It is the straight and vertical motion of an object when it is only under the action of the gravitational force, without taking into account air resistance. The Earth's gravitational pull attracts objects and has the following characteristics:

Direction

Vertical, passing through the Earth's center of gravity and pointing downwards to the Earth's center.

Module

For motions close to the Earth's surface, the gravity acceleration modulus changes slightly from place to place, but, on average, it is approximately \(9.81 m/s^2 \). Sometimes, is convenient to round to \(10 m/s^2 \) to simplify the calculations.

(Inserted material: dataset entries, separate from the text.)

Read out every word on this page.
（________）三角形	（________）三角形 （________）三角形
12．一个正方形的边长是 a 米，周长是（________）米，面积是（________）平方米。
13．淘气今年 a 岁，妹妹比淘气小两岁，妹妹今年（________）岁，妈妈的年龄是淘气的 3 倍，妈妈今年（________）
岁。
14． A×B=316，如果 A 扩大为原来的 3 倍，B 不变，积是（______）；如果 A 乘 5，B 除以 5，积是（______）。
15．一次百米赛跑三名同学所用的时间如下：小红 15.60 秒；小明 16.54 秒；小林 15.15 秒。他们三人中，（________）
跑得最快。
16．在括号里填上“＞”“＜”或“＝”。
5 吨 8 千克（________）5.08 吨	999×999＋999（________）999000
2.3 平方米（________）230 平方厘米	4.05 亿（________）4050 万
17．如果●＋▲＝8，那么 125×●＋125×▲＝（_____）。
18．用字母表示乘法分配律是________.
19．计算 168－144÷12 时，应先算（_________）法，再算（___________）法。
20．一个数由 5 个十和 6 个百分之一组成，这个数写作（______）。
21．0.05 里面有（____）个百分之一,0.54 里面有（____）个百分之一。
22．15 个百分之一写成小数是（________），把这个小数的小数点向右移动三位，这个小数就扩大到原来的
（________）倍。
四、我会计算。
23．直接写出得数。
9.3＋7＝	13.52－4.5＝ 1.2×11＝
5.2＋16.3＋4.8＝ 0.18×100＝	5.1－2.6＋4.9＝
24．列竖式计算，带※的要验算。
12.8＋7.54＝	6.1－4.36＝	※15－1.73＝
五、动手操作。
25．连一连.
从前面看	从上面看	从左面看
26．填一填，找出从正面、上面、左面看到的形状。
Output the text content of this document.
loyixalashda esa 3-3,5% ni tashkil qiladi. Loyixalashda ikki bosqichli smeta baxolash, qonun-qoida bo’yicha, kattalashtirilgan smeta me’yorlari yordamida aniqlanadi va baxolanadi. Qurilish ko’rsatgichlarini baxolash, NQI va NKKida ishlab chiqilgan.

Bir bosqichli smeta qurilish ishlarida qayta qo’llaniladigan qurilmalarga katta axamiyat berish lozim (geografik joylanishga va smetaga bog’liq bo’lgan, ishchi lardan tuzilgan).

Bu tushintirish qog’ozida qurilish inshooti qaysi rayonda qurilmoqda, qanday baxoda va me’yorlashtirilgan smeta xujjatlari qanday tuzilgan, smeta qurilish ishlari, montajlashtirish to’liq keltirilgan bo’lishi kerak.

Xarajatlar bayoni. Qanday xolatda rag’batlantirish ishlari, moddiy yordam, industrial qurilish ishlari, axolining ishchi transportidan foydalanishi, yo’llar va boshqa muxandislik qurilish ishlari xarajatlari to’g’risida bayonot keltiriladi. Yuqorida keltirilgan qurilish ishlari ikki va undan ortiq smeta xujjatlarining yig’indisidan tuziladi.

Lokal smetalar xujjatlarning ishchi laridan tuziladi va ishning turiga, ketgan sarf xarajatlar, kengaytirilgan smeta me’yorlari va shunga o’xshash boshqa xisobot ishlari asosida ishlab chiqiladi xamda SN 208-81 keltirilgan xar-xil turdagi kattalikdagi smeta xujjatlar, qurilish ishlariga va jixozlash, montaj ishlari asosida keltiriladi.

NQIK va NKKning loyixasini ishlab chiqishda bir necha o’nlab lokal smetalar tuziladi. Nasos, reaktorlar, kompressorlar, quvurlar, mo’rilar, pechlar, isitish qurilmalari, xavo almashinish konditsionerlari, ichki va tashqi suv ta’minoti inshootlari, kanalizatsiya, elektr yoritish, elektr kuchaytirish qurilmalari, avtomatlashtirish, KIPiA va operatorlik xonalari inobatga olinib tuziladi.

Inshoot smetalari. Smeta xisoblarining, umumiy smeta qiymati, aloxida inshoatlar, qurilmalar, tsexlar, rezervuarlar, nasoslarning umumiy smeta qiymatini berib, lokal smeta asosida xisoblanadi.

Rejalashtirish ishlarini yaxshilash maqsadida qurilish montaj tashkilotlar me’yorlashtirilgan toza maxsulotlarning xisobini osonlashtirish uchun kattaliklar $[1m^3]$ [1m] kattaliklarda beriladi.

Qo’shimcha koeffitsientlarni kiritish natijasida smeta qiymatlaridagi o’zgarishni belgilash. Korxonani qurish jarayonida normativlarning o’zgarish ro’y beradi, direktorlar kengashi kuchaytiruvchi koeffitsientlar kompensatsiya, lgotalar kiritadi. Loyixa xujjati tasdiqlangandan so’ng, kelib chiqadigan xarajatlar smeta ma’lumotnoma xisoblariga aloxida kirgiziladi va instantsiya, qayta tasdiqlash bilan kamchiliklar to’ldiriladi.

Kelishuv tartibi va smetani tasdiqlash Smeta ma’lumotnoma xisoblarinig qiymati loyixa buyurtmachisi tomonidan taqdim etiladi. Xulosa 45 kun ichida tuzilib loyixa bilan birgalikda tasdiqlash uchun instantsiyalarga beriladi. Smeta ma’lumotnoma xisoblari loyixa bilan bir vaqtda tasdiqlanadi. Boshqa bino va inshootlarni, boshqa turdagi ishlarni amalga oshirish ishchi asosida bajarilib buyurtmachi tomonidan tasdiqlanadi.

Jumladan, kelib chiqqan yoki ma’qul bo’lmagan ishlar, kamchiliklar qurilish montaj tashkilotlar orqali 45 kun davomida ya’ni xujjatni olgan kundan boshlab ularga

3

Equations of vertical launch

The vertical launch is a uniformly varied motion, and considering the axes as shown in the figure above, the equations that will describe the movement are: $$ \left \{ \begin{array}{a} h(t) = h_0 + v_0 t - \frac{1}{2} g t^2\\ v(t) = v_0 - gt \\ v^2 = {v_0}^2 - 2 g \Delta h \end{array} \right . $$ where \(h(t)\) and \(v(t)\) is the height and the speed of the object in the time \(t\), \(h_0\) is the initial height, \(v_0\) initial speed and \(\Delta h\) is a height variation.

If the initial and final height are the same, then:

• The time the object takes to rise to the maximum height is equal to the time to descent to the initial height.
• The speed modulus when the object is rising, at a specific height, is equal to the speed's modulus when the object is descending.